FRESNO — The agency that operates commuter trains in the Bay Area has been selected by a consortium of Central Valley counties to orchestrate the transition of Amtrak service from the state Department of Transportation.
The San Joaquin Joint Powers Authority, representing 10 counties in the Central Valley and the East Bay, voted Friday to hire the San Joaquin Regional Rail Commission to handle the takeover of Amtrak's San Joaquin trains, which run through the valley from Sacramento and Oakland in the north to Bakersfield in the south.
A formal contract for the transition is expected to be approved by the board of the newly formed San Joaquin JPA in September.
The San Joaquin Regional Rail Commission operates the Altamont Commuter Express trains between Stockton and San Jose, and for months has been volunteering its staff to help the new valley joint powers group get started.
The Stockton-based SJRRC was chosen over a proposal by the Bay Area Rapid Transit District, which operates the BART commuter system throughout the San Francisco Bay Area. BART also provides day-to-day management for Amtrak's Capitol Corridor service between Sacramento and San Jose.

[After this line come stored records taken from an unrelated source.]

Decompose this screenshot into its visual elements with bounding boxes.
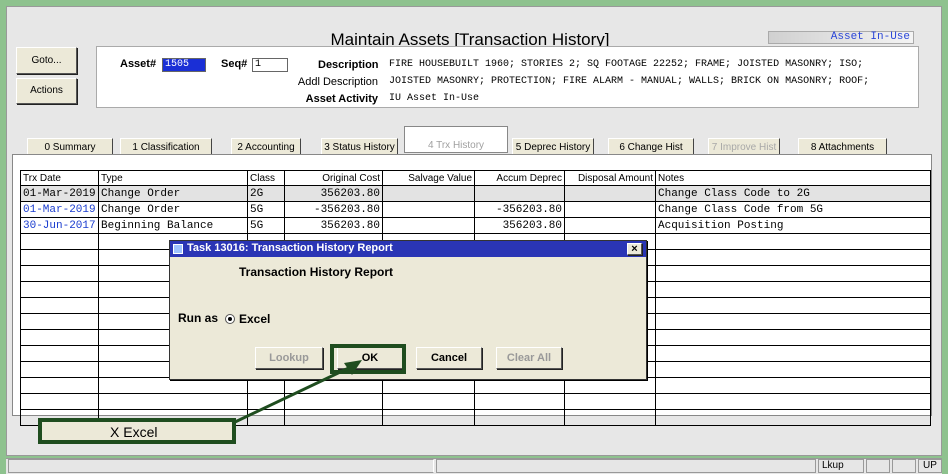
- cell-class[interactable]: 5G: [247, 217, 285, 234]
- cell-accum-deprec[interactable]: -356203.80: [474, 201, 565, 218]
- cell-original-cost[interactable]: 356203.80: [284, 185, 383, 202]
- table-row[interactable]: 30-Jun-2017 Beginning Balance 5G 356203.…: [20, 217, 931, 234]
- header-notes[interactable]: Notes: [655, 170, 931, 186]
- cell-accum-deprec[interactable]: [474, 185, 565, 202]
- cell-original-cost[interactable]: -356203.80: [284, 201, 383, 218]
- cell-class[interactable]: 2G: [247, 185, 285, 202]
- header-accum-deprec[interactable]: Accum Deprec: [474, 170, 565, 186]
- dialog-heading: Transaction History Report: [239, 265, 394, 279]
- cell-accum-deprec[interactable]: 356203.80: [474, 217, 565, 234]
- status-cell: [866, 459, 890, 473]
- addl-description-label: Addl Description: [297, 76, 378, 88]
- cell-salvage-value[interactable]: [382, 201, 475, 218]
- cell-notes[interactable]: Change Class Code from 5G: [655, 201, 931, 218]
- seq-number-field[interactable]: 1: [252, 58, 288, 72]
- tab-trx-history[interactable]: 4 Trx History: [404, 126, 508, 153]
- excel-radio[interactable]: [225, 314, 235, 324]
- dialog-app-icon: [173, 244, 183, 254]
- radio-dot-icon: [228, 317, 232, 321]
- header-class[interactable]: Class: [247, 170, 285, 186]
- excel-callout: X Excel: [38, 418, 236, 444]
- cell-disposal-amount[interactable]: [564, 185, 656, 202]
- goto-button[interactable]: Goto...: [16, 47, 77, 74]
- cell-date[interactable]: 30-Jun-2017: [20, 217, 99, 234]
- header-disposal-amount[interactable]: Disposal Amount: [564, 170, 656, 186]
- asset-activity-value: IU Asset In-Use: [389, 93, 480, 104]
- cell-date[interactable]: 01-Mar-2019: [20, 185, 99, 202]
- cell-type[interactable]: Change Order: [98, 201, 248, 218]
- dialog-close-button[interactable]: ×: [627, 243, 642, 255]
- cell-notes[interactable]: Change Class Code to 2G: [655, 185, 931, 202]
- cell-date[interactable]: 01-Mar-2019: [20, 201, 99, 218]
- cell-disposal-amount[interactable]: [564, 217, 656, 234]
- cell-salvage-value[interactable]: [382, 217, 475, 234]
- cell-notes[interactable]: Acquisition Posting: [655, 217, 931, 234]
- table-header-row: Trx Date Type Class Original Cost Salvag…: [20, 170, 931, 186]
- description-label: Description: [318, 59, 379, 71]
- dialog-title: Task 13016: Transaction History Report: [187, 242, 393, 254]
- cell-type[interactable]: Change Order: [98, 185, 248, 202]
- callout-text: X Excel: [110, 424, 158, 440]
- description-value: FIRE HOUSEBUILT 1960; STORIES 2; SQ FOOT…: [389, 59, 864, 70]
- seq-label: Seq#: [221, 58, 248, 70]
- run-as-label: Run as: [178, 311, 219, 325]
- status-cell: [892, 459, 916, 473]
- table-row[interactable]: 01-Mar-2019 Change Order 2G 356203.80 Ch…: [20, 185, 931, 202]
- lookup-indicator: Lkup: [818, 459, 864, 473]
- clear-all-button[interactable]: Clear All: [496, 347, 562, 369]
- addl-description-value: JOISTED MASONRY; PROTECTION; FIRE ALARM …: [389, 76, 870, 87]
- cell-disposal-amount[interactable]: [564, 201, 656, 218]
- header-trx-date[interactable]: Trx Date: [20, 170, 99, 186]
- cancel-button[interactable]: Cancel: [416, 347, 482, 369]
- table-row-empty[interactable]: [20, 393, 931, 410]
- status-cell: [436, 459, 816, 473]
- asset-number-field[interactable]: 1505: [162, 58, 206, 72]
- cell-type[interactable]: Beginning Balance: [98, 217, 248, 234]
- asset-label: Asset#: [120, 58, 157, 70]
- table-row[interactable]: 01-Mar-2019 Change Order 5G -356203.80 -…: [20, 201, 931, 218]
- up-indicator: UP: [918, 459, 942, 473]
- asset-activity-label: Asset Activity: [305, 93, 378, 105]
- excel-radio-label[interactable]: Excel: [239, 312, 270, 326]
- status-cell: [8, 459, 434, 473]
- dialog-titlebar: Task 13016: Transaction History Report ×: [170, 241, 646, 257]
- status-badge: Asset In-Use: [768, 31, 914, 44]
- header-type[interactable]: Type: [98, 170, 248, 186]
- actions-button[interactable]: Actions: [16, 78, 77, 104]
- cell-salvage-value[interactable]: [382, 185, 475, 202]
- cell-class[interactable]: 5G: [247, 201, 285, 218]
- header-salvage-value[interactable]: Salvage Value: [382, 170, 475, 186]
- header-original-cost[interactable]: Original Cost: [284, 170, 383, 186]
- cell-original-cost[interactable]: 356203.80: [284, 217, 383, 234]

The SJRRC offered a three-year contract proposal for a price of about $3.5 million, compared with BART's contract proposal of more than $3.8 million, according to Rosa Park, deputy director of the Stanislaus Council of Governments and a member of a panel that screened the two bids.
Making rail policy
The San Joaquin Joint Powers Authority was officially formed in March to take over the oversight and policy-making for the Amtrak San Joaquin Corridor. The corridor is one of the five busiest Amtrak lines in the nation, with more than 1.1 million passengers last year. The service has been under the control of Caltrans for years, and the state's subsidy of the San Joaquin trains amounted to about $90 million last year.
But leaders up and down the valley believe local control will foster improved service, even as Caltrans remains responsible for the financial subsidy.
Under Caltrans' management, the San Joaquin line grew from eight daily Amtrak passenger trains four northbound and four southbound in 1998 to 12 last year. During the same period, however, the Capitol Corridor line operated by a joint powers agency similar to the new San Joaquin Valley group increased its Amtrak service from eight daily trains to 32.
JPA members said they also want to ensure that Amtrak service to small towns up and down the valley remains vital and is not diminished as California works on developing a high-speed rail network connecting San Francisco and Los Angeles, by way of the San Joaquin Valley.
"It's not a secret we've had about our relationship we've had with high-speed rail," said Kings County Supervisor Doug Verboon, whose board is suing the California High-Speed Rail Authority to block its planned bullet-train system. "We look forward to protecting our Amtrak service in our community right now. That's our main focus, to enhance what we have now and make it better."